British professor of applied mineralogy

Frances Wall is a British geochemist who is a professor of applied mineralogy at the Camborne School of Mines at the University of Exeter. She is a president of the Royal Geological Society of Cornwall. Wall is an expert in geology and process mineralogy of rare-earth elements.

== Early life and education ==
Wall earned her bachelor's degree at the University of London, where she studied at Queen Mary University of London.
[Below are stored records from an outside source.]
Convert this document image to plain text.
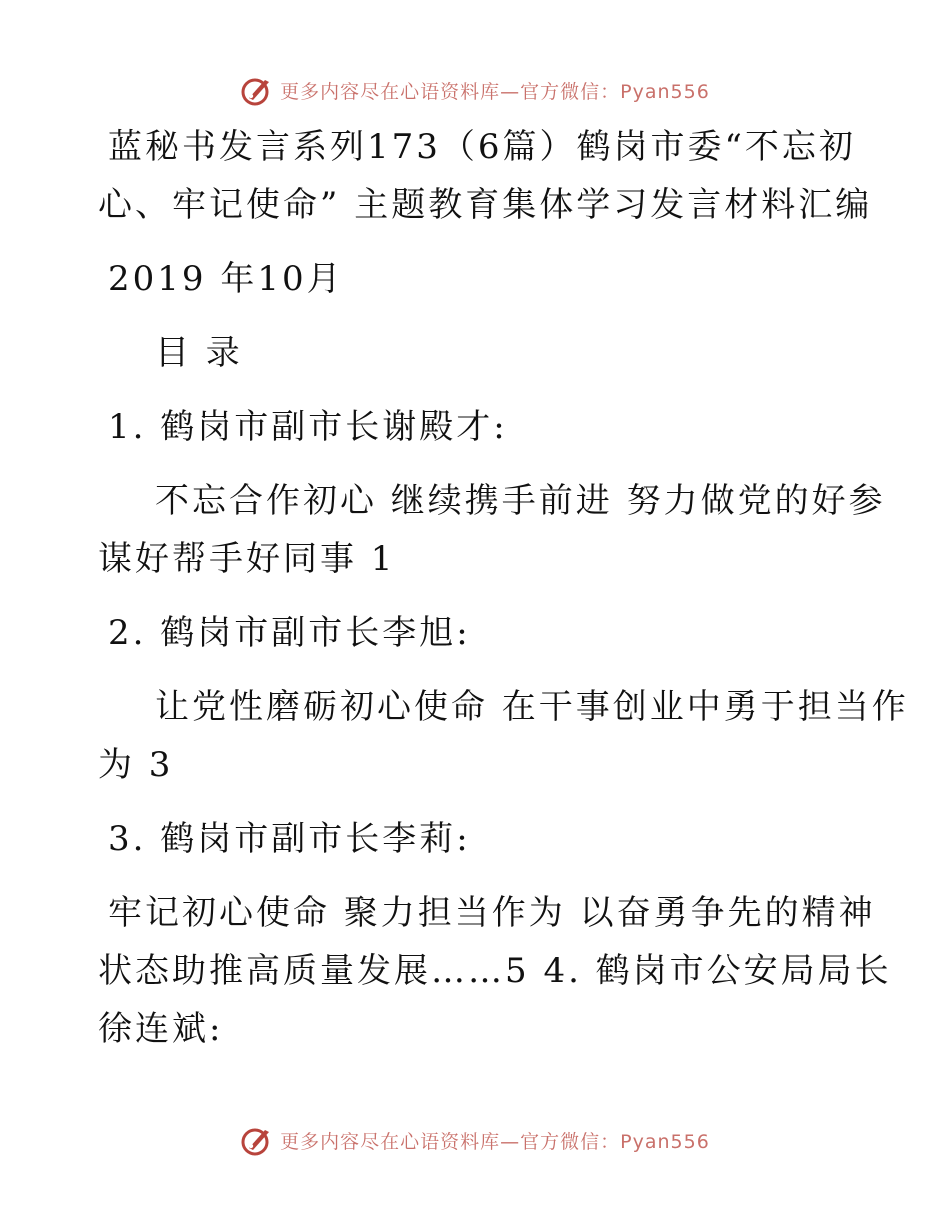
更多内容尽在心语资料库—官方微信：Pyan556
蓝秘书发言系列173（6篇）鹤岗市委“不忘初
心、牢记使命” 主题教育集体学习发言材料汇编
2019 年10月
目 录
1. 鹤岗市副市长谢殿才:
不忘合作初心 继续携手前进 努力做党的好参
谋好帮手好同事 1
2. 鹤岗市副市长李旭:
让党性磨砺初心使命 在干事创业中勇于担当作
为 3
3. 鹤岗市副市长李莉:
牢记初心使命 聚力担当作为 以奋勇争先的精神
状态助推高质量发展……5 4. 鹤岗市公安局局长
徐连斌:
更多内容尽在心语资料库—官方微信：Pyan556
Her doctorate explored carbonates rich in rare-earth minerals, focusing on the Kangankunde carbonatite in Malawi. She worked at the Natural History Museum.

== Research and career ==
In 2007, Wall moved to Cornwall and in 2008, she was appointed Head of the Camborne School of Mines, the first woman to hold the position. Wall is an expert in the geology of critical minerals. Critical minerals underpin the global transition to a low carbon economy. Wall has explored geological resources in South West England, including: tin, tungsten, lithium and geothermal energy. These resources are key to electric vehicles, wind turbines and solar panels. She is interested in the creating value at every stage of their lifecycle.

Walls served as president of the Mineralogical Society of Great Britain and Ireland and the Cornish Institute of Engineers. When she was elected president of the Mineralogical Society in 2014, she was the first woman to hold the position.

In 2019, Wall was awarded the William Smith Medal by the Geological Society of London and in 2026 an OBE. In 2023, she was made the president of the Royal Geological Society of Cornwall.

Wall leads the Critical Minerals Challenge Centre at the University of Exeter. The Critical Materials Challenge Centre looks to support innovation in critical minerals and accelerate the UK's transition to net-zero emissions. In 2022, Wall contributed to the UK Critical Minerals Strategy and Vision 2035: Critical Minerals Strategy.